Swain and Cullen were similarly impossible to rattle at question time. When Clark's away and Cullen answers oral questions on her behalf, the Opposition's shoulders collectively sag. To date, John Key is the only one who's taken on Cullen without looking stupid.
But Clark's will-he-won't-he over Cullen wasn't an isolated gaffe. She jumped the gun announcing David Parker could be quickly reinstated to Cabinet if the Companies Office found no need to press charges.
This was a red rag to Aberdeen Angus Bill English, who received a tip from a very good source, he said, that the Companies Office had provided an opinion for the Prime Minister's Department.
After a bit of stuffing around, the PM confirmed the Ministry for Economic Development had emailed the PM's department on the day Parker was sacked.
She denied, however, that advice was either requested from or given by the Companies Office. English must now await the outcome of an Official Information Act request but it all looks very messy. Clark shifted her position and the media caught an odour, not of scandal but at very least of impropriety.
And the damage is done.
Regardless of what English produces, if Parker's cleared, it will look suspicious and if he's prosecuted, he's a gone-burger.
Plus we have Chris Carter in damage control with the Housing Corporation. Ross Robertson doesn't know if he reported a tinnie house to police or not. Dover Samuels bags his own Conservation Minister. Steve Maharey's precious NZQA has blown its budget by $8 million. David Benson-Pope met with Gerry Brownlee to reminisce about the good old days when kids could be walloped, and Pete Hodgson is copping nappy valley's fallout over the Plunket debacle.
And Trevor Mallard faces a bleak winter. He's inherited Parker's energy portfolio and who wants to be Minister of Power Blackouts and Oldies Having Cold Showers?
Labour's cocksure arrogance is suddenly looking lame and meanwhile, the National caucus is limbering up.
Once cowed by Labour's bovver boys (and Annette King), the National front bench is steadily displaying the grunt needed to show voters it's capable of running the country.
If Murray McCully can wipe the self-satisfied smirks off the faces of some of National's new MPs, the centre-right could be cooking with gas right up to election 2008.
And what's left for Labour now its election promises have been scattered to voters?
Not only does Clark have to keep the punters happy, her own bruised ministers need a bit of TLC.
It must go against every cell of Cullen's abstemious body to give students free loans.

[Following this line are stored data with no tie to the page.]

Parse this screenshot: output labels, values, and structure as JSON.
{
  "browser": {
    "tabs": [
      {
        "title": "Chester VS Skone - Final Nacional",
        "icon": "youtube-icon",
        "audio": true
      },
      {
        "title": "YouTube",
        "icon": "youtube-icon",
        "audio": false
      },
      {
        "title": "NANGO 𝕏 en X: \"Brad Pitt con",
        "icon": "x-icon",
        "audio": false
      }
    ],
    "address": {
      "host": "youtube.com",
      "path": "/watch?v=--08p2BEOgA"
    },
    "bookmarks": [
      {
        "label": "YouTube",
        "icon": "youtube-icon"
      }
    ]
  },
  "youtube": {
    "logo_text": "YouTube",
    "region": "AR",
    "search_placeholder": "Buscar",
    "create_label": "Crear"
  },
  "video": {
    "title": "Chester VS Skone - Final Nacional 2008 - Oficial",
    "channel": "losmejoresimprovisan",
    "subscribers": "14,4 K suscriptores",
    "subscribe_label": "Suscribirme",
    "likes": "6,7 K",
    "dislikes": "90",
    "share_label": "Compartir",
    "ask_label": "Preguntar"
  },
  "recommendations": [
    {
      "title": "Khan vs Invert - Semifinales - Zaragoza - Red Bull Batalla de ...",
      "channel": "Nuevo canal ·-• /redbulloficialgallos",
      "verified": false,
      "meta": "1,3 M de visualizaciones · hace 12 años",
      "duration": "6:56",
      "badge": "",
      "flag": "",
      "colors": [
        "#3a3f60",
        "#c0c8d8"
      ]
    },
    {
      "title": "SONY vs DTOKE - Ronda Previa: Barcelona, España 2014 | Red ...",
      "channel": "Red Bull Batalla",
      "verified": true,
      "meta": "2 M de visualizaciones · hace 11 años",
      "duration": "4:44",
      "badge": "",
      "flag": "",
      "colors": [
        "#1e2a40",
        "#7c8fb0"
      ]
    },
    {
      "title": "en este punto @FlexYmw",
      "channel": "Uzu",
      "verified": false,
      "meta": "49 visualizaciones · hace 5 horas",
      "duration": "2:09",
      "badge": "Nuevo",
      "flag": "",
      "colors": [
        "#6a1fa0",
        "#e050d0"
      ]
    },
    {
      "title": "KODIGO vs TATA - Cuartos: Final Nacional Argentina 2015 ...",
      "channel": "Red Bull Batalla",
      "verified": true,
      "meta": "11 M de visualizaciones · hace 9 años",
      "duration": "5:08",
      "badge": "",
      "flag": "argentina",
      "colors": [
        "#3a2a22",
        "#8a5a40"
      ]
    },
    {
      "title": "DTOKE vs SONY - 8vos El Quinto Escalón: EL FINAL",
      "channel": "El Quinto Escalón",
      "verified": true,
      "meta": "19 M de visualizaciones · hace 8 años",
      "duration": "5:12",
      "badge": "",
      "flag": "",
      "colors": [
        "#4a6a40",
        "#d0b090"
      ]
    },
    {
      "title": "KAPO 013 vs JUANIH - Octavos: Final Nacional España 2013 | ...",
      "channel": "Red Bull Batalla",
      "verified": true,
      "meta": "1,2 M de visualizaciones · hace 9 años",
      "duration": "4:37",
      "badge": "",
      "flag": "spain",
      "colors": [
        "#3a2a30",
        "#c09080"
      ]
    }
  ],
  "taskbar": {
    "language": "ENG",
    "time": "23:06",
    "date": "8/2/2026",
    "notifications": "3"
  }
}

So was Clark having a joke at his expense by giving him tertiary education?
Whatever - Cullen's not laughing. And Clark's face was especially grim the day she woke up to the Herald-Digipoll and saw what an ungrateful bunch the middle classes are.
After flushing $2 billion through the suburbs so families with iPods can text each other for dinner, the Government managed nothing better than a photo-finish with National.